The decision to fill the cover of your news of “what’s happening to entertain folks in the Grand Valley” with a man and his semi-automatic weapon struck me as the equivalent of an obscene gesture. What a waste of your journalistic options.

What if you had reported more deeply on the 22 veterans who commit suicide every day in this country? What do vets in Mesa County have to say?

What if you had followed up on what’s known and unknown about the high rate of suicide in “at risk”  Mesa County?

What if you reported on the percentages of suicide by firearms, on average 60 percent?

What if you had placed on the cover of your supplement one of the posters from the CMU poster competition, CO2, that opened the same day at the Art Center, and then interviewed those young citizens about their views of gun violence?

What if you were to make your own survey of your subscribers or, better yet, all Grand Valley residents, about their views of gun violence, automatic weapons and high capacity ammunition?

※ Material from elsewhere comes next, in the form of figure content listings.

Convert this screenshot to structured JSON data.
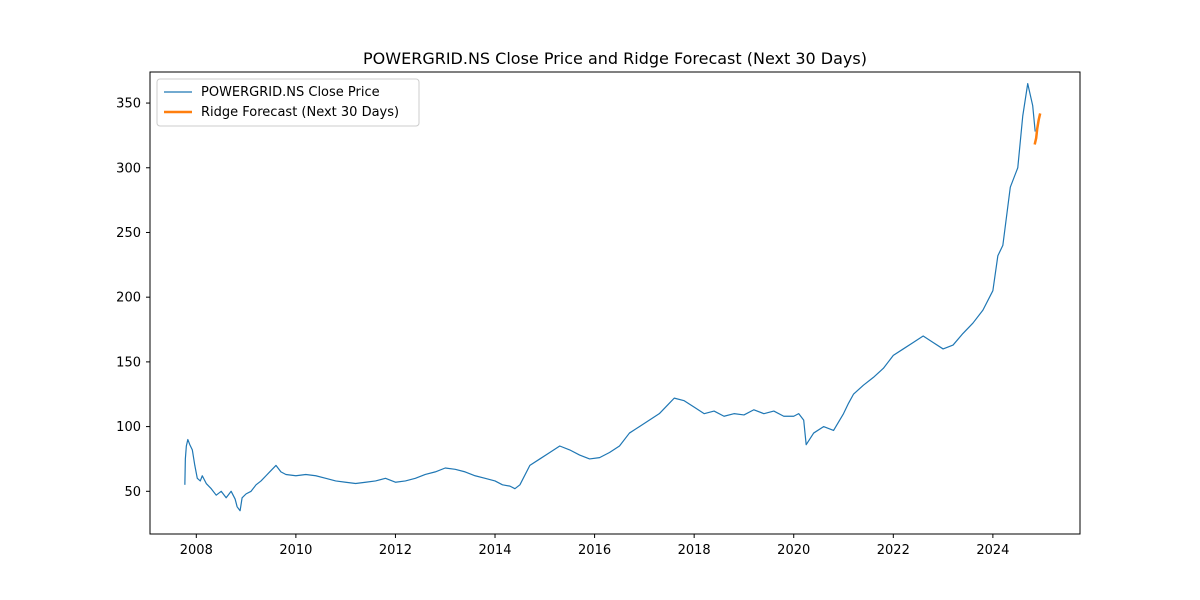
{
  "chart_data": {
    "type": "line",
    "title": "POWERGRID.NS Close Price and Ridge Forecast (Next 30 Days)",
    "xlabel": "",
    "ylabel": "",
    "xlim": [
      2007.07,
      2025.75
    ],
    "ylim": [
      17,
      374
    ],
    "x_ticks": [
      2008,
      2010,
      2012,
      2014,
      2016,
      2018,
      2020,
      2022,
      2024
    ],
    "x_tick_labels": [
      "2008",
      "2010",
      "2012",
      "2014",
      "2016",
      "2018",
      "2020",
      "2022",
      "2024"
    ],
    "y_ticks": [
      50,
      100,
      150,
      200,
      250,
      300,
      350
    ],
    "y_tick_labels": [
      "50",
      "100",
      "150",
      "200",
      "250",
      "300",
      "350"
    ],
    "grid": false,
    "legend_position": "upper-left",
    "series": [
      {
        "name": "POWERGRID.NS Close Price",
        "color": "#1f77b4",
        "x": [
          2007.77,
          2007.78,
          2007.8,
          2007.83,
          2007.87,
          2007.92,
          2007.97,
          2008.02,
          2008.08,
          2008.12,
          2008.2,
          2008.3,
          2008.4,
          2008.5,
          2008.6,
          2008.7,
          2008.78,
          2008.82,
          2008.88,
          2008.92,
          2009.0,
          2009.1,
          2009.2,
          2009.3,
          2009.4,
          2009.5,
          2009.6,
          2009.7,
          2009.8,
          2010.0,
          2010.2,
          2010.4,
          2010.6,
          2010.8,
          2011.0,
          2011.2,
          2011.4,
          2011.6,
          2011.8,
          2012.0,
          2012.2,
          2012.4,
          2012.6,
          2012.8,
          2013.0,
          2013.2,
          2013.4,
          2013.6,
          2013.8,
          2014.0,
          2014.15,
          2014.3,
          2014.4,
          2014.5,
          2014.7,
          2014.9,
          2015.1,
          2015.3,
          2015.5,
          2015.7,
          2015.9,
          2016.1,
          2016.3,
          2016.5,
          2016.7,
          2016.9,
          2017.1,
          2017.3,
          2017.5,
          2017.6,
          2017.8,
          2018.0,
          2018.2,
          2018.4,
          2018.6,
          2018.8,
          2019.0,
          2019.2,
          2019.4,
          2019.6,
          2019.8,
          2020.0,
          2020.1,
          2020.2,
          2020.25,
          2020.4,
          2020.6,
          2020.8,
          2021.0,
          2021.1,
          2021.2,
          2021.4,
          2021.6,
          2021.8,
          2022.0,
          2022.2,
          2022.4,
          2022.6,
          2022.8,
          2023.0,
          2023.2,
          2023.4,
          2023.6,
          2023.8,
          2024.0,
          2024.1,
          2024.2,
          2024.3,
          2024.35,
          2024.5,
          2024.6,
          2024.7,
          2024.8,
          2024.85
        ],
        "y": [
          55,
          75,
          85,
          90,
          86,
          82,
          70,
          60,
          58,
          62,
          56,
          52,
          47,
          50,
          45,
          50,
          44,
          38,
          35,
          45,
          48,
          50,
          55,
          58,
          62,
          66,
          70,
          65,
          63,
          62,
          63,
          62,
          60,
          58,
          57,
          56,
          57,
          58,
          60,
          57,
          58,
          60,
          63,
          65,
          68,
          67,
          65,
          62,
          60,
          58,
          55,
          54,
          52,
          55,
          70,
          75,
          80,
          85,
          82,
          78,
          75,
          76,
          80,
          85,
          95,
          100,
          105,
          110,
          118,
          122,
          120,
          115,
          110,
          112,
          108,
          110,
          109,
          113,
          110,
          112,
          108,
          108,
          110,
          105,
          86,
          95,
          100,
          97,
          110,
          118,
          125,
          132,
          138,
          145,
          155,
          160,
          165,
          170,
          165,
          160,
          163,
          172,
          180,
          190,
          205,
          232,
          240,
          270,
          285,
          300,
          340,
          365,
          348,
          328
        ]
      },
      {
        "name": "Ridge Forecast (Next 30 Days)",
        "color": "#ff7f0e",
        "x": [
          2024.84,
          2024.87,
          2024.89,
          2024.92,
          2024.95
        ],
        "y": [
          318,
          323,
          330,
          337,
          342
        ]
      }
    ]
  }
}
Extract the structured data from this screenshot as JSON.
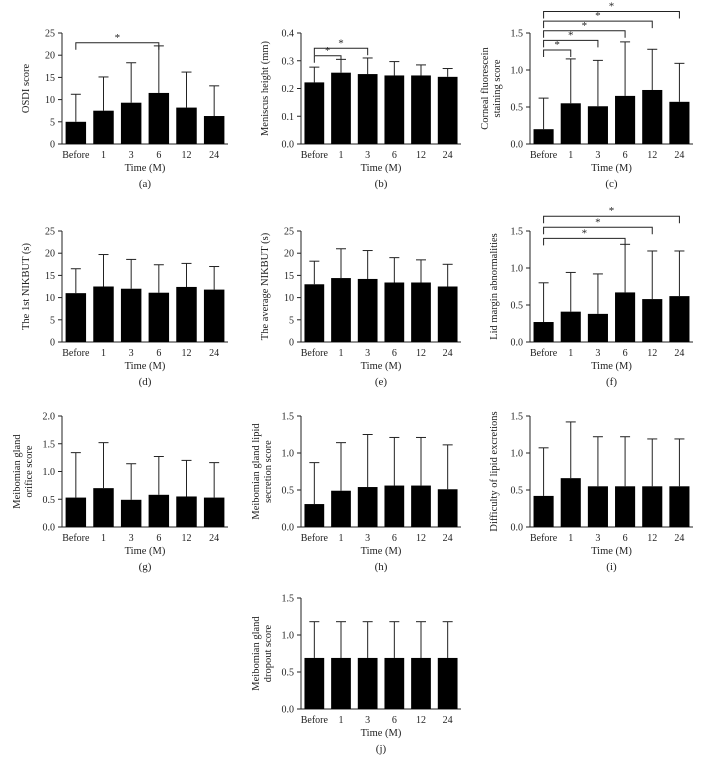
{
  "chart_data": [
    {
      "type": "bar",
      "panel_label": "(a)",
      "ylabel": [
        "OSDI score"
      ],
      "xlabel": "Time (M)",
      "categories": [
        "Before",
        "1",
        "3",
        "6",
        "12",
        "24"
      ],
      "values": [
        5,
        7.5,
        9.3,
        11.5,
        8.2,
        6.3
      ],
      "errors": [
        6.2,
        7.6,
        9.0,
        10.6,
        8.0,
        6.8
      ],
      "ylim": [
        0,
        25
      ],
      "yticks": [
        "0",
        "5",
        "10",
        "15",
        "20",
        "25"
      ],
      "ytick_values": [
        0,
        5,
        10,
        15,
        20,
        25
      ],
      "significance": [
        {
          "from": 0,
          "to": 3,
          "y": 22.8,
          "label": "*"
        }
      ]
    },
    {
      "type": "bar",
      "panel_label": "(b)",
      "ylabel": [
        "Meniscus height (mm)"
      ],
      "xlabel": "Time (M)",
      "categories": [
        "Before",
        "1",
        "3",
        "6",
        "12",
        "24"
      ],
      "values": [
        0.222,
        0.257,
        0.252,
        0.247,
        0.247,
        0.242
      ],
      "errors": [
        0.055,
        0.048,
        0.058,
        0.05,
        0.038,
        0.03
      ],
      "ylim": [
        0,
        0.4
      ],
      "yticks": [
        "0.0",
        "0.1",
        "0.2",
        "0.3",
        "0.4"
      ],
      "ytick_values": [
        0,
        0.1,
        0.2,
        0.3,
        0.4
      ],
      "significance": [
        {
          "from": 0,
          "to": 1,
          "y": 0.318,
          "label": "*"
        },
        {
          "from": 0,
          "to": 2,
          "y": 0.345,
          "label": "*"
        }
      ]
    },
    {
      "type": "bar",
      "panel_label": "(c)",
      "ylabel": [
        "Corneal fluorescein",
        "staining score"
      ],
      "xlabel": "Time (M)",
      "categories": [
        "Before",
        "1",
        "3",
        "6",
        "12",
        "24"
      ],
      "values": [
        0.2,
        0.55,
        0.51,
        0.65,
        0.73,
        0.57
      ],
      "errors": [
        0.42,
        0.6,
        0.62,
        0.73,
        0.55,
        0.52
      ],
      "ylim": [
        0,
        1.5
      ],
      "yticks": [
        "0.0",
        "0.5",
        "1.0",
        "1.5"
      ],
      "ytick_values": [
        0,
        0.5,
        1,
        1.5
      ],
      "significance": [
        {
          "from": 0,
          "to": 1,
          "y": 1.27,
          "label": "*"
        },
        {
          "from": 0,
          "to": 2,
          "y": 1.4,
          "label": "*"
        },
        {
          "from": 0,
          "to": 3,
          "y": 1.53,
          "label": "*"
        },
        {
          "from": 0,
          "to": 4,
          "y": 1.66,
          "label": "*"
        },
        {
          "from": 0,
          "to": 5,
          "y": 1.79,
          "label": "*"
        }
      ]
    },
    {
      "type": "bar",
      "panel_label": "(d)",
      "ylabel": [
        "The 1st NIKBUT (s)"
      ],
      "xlabel": "Time (M)",
      "categories": [
        "Before",
        "1",
        "3",
        "6",
        "12",
        "24"
      ],
      "values": [
        11,
        12.5,
        12,
        11.1,
        12.4,
        11.8
      ],
      "errors": [
        5.5,
        7.2,
        6.6,
        6.3,
        5.3,
        5.2
      ],
      "ylim": [
        0,
        25
      ],
      "yticks": [
        "0",
        "5",
        "10",
        "15",
        "20",
        "25"
      ],
      "ytick_values": [
        0,
        5,
        10,
        15,
        20,
        25
      ],
      "significance": []
    },
    {
      "type": "bar",
      "panel_label": "(e)",
      "ylabel": [
        "The average NIKBUT (s)"
      ],
      "xlabel": "Time (M)",
      "categories": [
        "Before",
        "1",
        "3",
        "6",
        "12",
        "24"
      ],
      "values": [
        13,
        14.4,
        14.2,
        13.4,
        13.4,
        12.5
      ],
      "errors": [
        5.2,
        6.6,
        6.4,
        5.6,
        5.1,
        5.0
      ],
      "ylim": [
        0,
        25
      ],
      "yticks": [
        "0",
        "5",
        "10",
        "15",
        "20",
        "25"
      ],
      "ytick_values": [
        0,
        5,
        10,
        15,
        20,
        25
      ],
      "significance": []
    },
    {
      "type": "bar",
      "panel_label": "(f)",
      "ylabel": [
        "Lid margin abnormalities"
      ],
      "xlabel": "Time (M)",
      "categories": [
        "Before",
        "1",
        "3",
        "6",
        "12",
        "24"
      ],
      "values": [
        0.27,
        0.41,
        0.38,
        0.67,
        0.58,
        0.62
      ],
      "errors": [
        0.53,
        0.53,
        0.54,
        0.65,
        0.65,
        0.61
      ],
      "ylim": [
        0,
        1.5
      ],
      "yticks": [
        "0.0",
        "0.5",
        "1.0",
        "1.5"
      ],
      "ytick_values": [
        0,
        0.5,
        1,
        1.5
      ],
      "significance": [
        {
          "from": 0,
          "to": 3,
          "y": 1.4,
          "label": "*"
        },
        {
          "from": 0,
          "to": 4,
          "y": 1.55,
          "label": "*"
        },
        {
          "from": 0,
          "to": 5,
          "y": 1.7,
          "label": "*"
        }
      ]
    },
    {
      "type": "bar",
      "panel_label": "(g)",
      "ylabel": [
        "Meibomian gland",
        "orifice score"
      ],
      "xlabel": "Time (M)",
      "categories": [
        "Before",
        "1",
        "3",
        "6",
        "12",
        "24"
      ],
      "values": [
        0.53,
        0.7,
        0.49,
        0.58,
        0.55,
        0.53
      ],
      "errors": [
        0.81,
        0.82,
        0.65,
        0.69,
        0.65,
        0.63
      ],
      "ylim": [
        0,
        2.0
      ],
      "yticks": [
        "0.0",
        "0.5",
        "1.0",
        "1.5",
        "2.0"
      ],
      "ytick_values": [
        0,
        0.5,
        1,
        1.5,
        2
      ],
      "significance": []
    },
    {
      "type": "bar",
      "panel_label": "(h)",
      "ylabel": [
        "Meibomian gland lipid",
        "secretion score"
      ],
      "xlabel": "Time (M)",
      "categories": [
        "Before",
        "1",
        "3",
        "6",
        "12",
        "24"
      ],
      "values": [
        0.31,
        0.49,
        0.54,
        0.56,
        0.56,
        0.51
      ],
      "errors": [
        0.56,
        0.65,
        0.71,
        0.65,
        0.65,
        0.6
      ],
      "ylim": [
        0,
        1.5
      ],
      "yticks": [
        "0.0",
        "0.5",
        "1.0",
        "1.5"
      ],
      "ytick_values": [
        0,
        0.5,
        1,
        1.5
      ],
      "significance": []
    },
    {
      "type": "bar",
      "panel_label": "(i)",
      "ylabel": [
        "Difficulty of lipid excretions"
      ],
      "xlabel": "Time (M)",
      "categories": [
        "Before",
        "1",
        "3",
        "6",
        "12",
        "24"
      ],
      "values": [
        0.42,
        0.66,
        0.55,
        0.55,
        0.55,
        0.55
      ],
      "errors": [
        0.65,
        0.76,
        0.67,
        0.67,
        0.64,
        0.64
      ],
      "ylim": [
        0,
        1.5
      ],
      "yticks": [
        "0.0",
        "0.5",
        "1.0",
        "1.5"
      ],
      "ytick_values": [
        0,
        0.5,
        1,
        1.5
      ],
      "significance": []
    },
    {
      "type": "bar",
      "panel_label": "(j)",
      "ylabel": [
        "Meibomian gland",
        "dropout score"
      ],
      "xlabel": "Time (M)",
      "categories": [
        "Before",
        "1",
        "3",
        "6",
        "12",
        "24"
      ],
      "values": [
        0.69,
        0.69,
        0.69,
        0.69,
        0.69,
        0.69
      ],
      "errors": [
        0.49,
        0.49,
        0.49,
        0.49,
        0.49,
        0.49
      ],
      "ylim": [
        0,
        1.5
      ],
      "yticks": [
        "0.0",
        "0.5",
        "1.0",
        "1.5"
      ],
      "ytick_values": [
        0,
        0.5,
        1,
        1.5
      ],
      "significance": []
    }
  ]
}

If your preconception about readers is that they would get a kick out of your cover, I beg to differ. I challenge you as journalists to find out.




‘Halos’ are due to local 
Realtors and agents

We are impressed with the Realtors and real estate agents who serve the Grand Valley.

As sellers of our home, we recently contacted the Realtor who had sold us our home some 15 years ago about marketing our property. We were told exactly what we needed to do prior to the listing date.

Once the house went on the market, we were briefed on how the process works. It worked exactly as we were told.

Real estate agents from a variety of different companies made appointments through our listing company. We had timely notice from the staff.

Every agent who showed our house brought qualified clients during the period of the appointment and provided client and agent feedback to our agent, who kept us informed.

An acceptable offer was received within 30 days from a prequalified buyer.

Various after-sale actions were explained and performed in a timely manner, enabling us to make firm commitments with a continuous care facility on our end of the transaction.

So, “halos” go to all of the agents and real estate companies involved in our transaction. It was a true demonstration of a culture of excellence.